Die Ausdehnung der Überwachung, die damit einhergeht, ist aber auch eine Gratwanderung, sehr vieles hängt davon ab, wie gut sich die Verdächtigen eingrenzen lassen, wie genau das Gesetz, Autorisierungen und den Einsatz unterschiedlicher Mittel regelt. So wenig die Gefahr durch Fanatiker abzutun ist, so ist aber auch auf Missbrauchsmöglichkeiten zu achten, die sich hier auftun.

Umso mehr als der Geist des Gesetzes von einer präventiven Linie getragen wird, für die im Augenblick der französische Richter - und Buchautor - Marc Trévidic steht. Trévidic ("Ich denke an den Terrorismus, ich esse den Terrorismus, ich träume den Terrorismus") ist bekannt für markige Aussagen zu einem weitaus entschiedeneren Anti-Terror-Kampf. Insbesondere ein Satz von ihm wird von Le Monde als eine Art Leitmotiv für das Gesetz dargestellt:

Es gibt Leute, die man als Terroristen kennzeichnet, damit sie es nicht werden.

Müßig darauf hinzuweisen, welche Spielräume dieser Ansatz eröffnet. Konkretes ist vom neuen Gesetzesentwurf noch wenig zu erfahren. Ursprünglich sollte er Teil eines Paketes sein, er entwickelte sich aber immer mehr zu einem eigenständigen Komplex, der mit den Nachrichten aus Syrien anwuchs und mit der wachsenden Aufmerksamkeit für mögliche "einsame Wölfe mit nicht-pazifistischen Absichten", die aus dem Dschihad-Hotspot in ihre Heimatländer heimkehren.

"Es müssen schwerwiegende Gründe vorliegen"

Zitiert wird in Le Monde ein Passus des innenministeriellen Entwurfs wonach für das Ausreiseverbot "schwerwiegende Gründe vorliegen müssen, die annehmen lassen, dass der Verdächtige Reisen ins Ausland (es wird hier nicht speziell Syrien genannt; Einf. d. A.) plant, um dort an terroristischen Aktivitäten teilzunehmen, Kriegsverbrechen oder Verbrechen gegen die Menschlichkeit oder um sich dort an Einsatzplätzen terroristischer Gruppen aufhält unter Bedingungen, die geeignet sind, um ihn bei seiner Rückkehr in französisches Territorium zu einer Gefahr für die öffentliche Sicherheit werden zu lassen".

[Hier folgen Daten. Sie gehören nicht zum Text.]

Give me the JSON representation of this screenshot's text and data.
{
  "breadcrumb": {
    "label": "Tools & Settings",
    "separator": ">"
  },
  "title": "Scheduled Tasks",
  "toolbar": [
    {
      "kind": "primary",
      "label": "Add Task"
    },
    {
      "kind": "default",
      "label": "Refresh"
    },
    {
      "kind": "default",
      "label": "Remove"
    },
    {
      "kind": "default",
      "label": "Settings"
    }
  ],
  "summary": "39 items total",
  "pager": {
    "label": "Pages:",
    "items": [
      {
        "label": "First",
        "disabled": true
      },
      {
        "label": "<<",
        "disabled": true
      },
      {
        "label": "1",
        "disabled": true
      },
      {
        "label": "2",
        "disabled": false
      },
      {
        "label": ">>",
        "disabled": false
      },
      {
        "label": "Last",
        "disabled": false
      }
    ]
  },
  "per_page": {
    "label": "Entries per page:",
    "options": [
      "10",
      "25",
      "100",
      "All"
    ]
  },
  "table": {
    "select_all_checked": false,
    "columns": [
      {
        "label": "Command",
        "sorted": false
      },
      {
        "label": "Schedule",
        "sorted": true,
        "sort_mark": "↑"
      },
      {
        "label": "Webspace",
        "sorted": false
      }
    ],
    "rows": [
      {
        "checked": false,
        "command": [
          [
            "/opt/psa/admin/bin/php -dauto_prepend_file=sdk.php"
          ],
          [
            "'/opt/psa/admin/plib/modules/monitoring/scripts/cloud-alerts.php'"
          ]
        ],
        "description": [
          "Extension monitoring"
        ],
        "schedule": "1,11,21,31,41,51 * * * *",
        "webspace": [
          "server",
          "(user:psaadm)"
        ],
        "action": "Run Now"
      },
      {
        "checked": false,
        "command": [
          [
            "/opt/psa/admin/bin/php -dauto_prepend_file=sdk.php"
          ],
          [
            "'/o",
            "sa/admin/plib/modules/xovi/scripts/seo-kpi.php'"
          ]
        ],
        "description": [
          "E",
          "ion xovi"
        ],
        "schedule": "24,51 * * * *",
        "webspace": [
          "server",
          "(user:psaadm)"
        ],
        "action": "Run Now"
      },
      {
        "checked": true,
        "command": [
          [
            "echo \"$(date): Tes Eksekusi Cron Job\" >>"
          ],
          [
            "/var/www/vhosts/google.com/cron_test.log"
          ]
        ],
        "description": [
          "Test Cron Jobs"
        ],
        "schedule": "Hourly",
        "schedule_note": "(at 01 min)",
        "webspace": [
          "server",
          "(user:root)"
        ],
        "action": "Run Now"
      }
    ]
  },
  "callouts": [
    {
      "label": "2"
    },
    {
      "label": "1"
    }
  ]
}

Dieser Verdacht treffe konkret derzeit auf schätzungsweise 200 Personen zu, heißt es dazu im Zeitungsbericht. Laut Innenministerium gibt es derzeit 800 Franzosen, die sich in Syrien befinden, dort hinwollen oder von dort zurückgekommen sind, 300 sollen an Kämpfen teilgenommen haben. Sie rücken damit alle in den Verdachtskreis. Wie genau der gezogen wird, hängt für die Öffentlichkeit nicht einsehbar an den Geheimdiensten.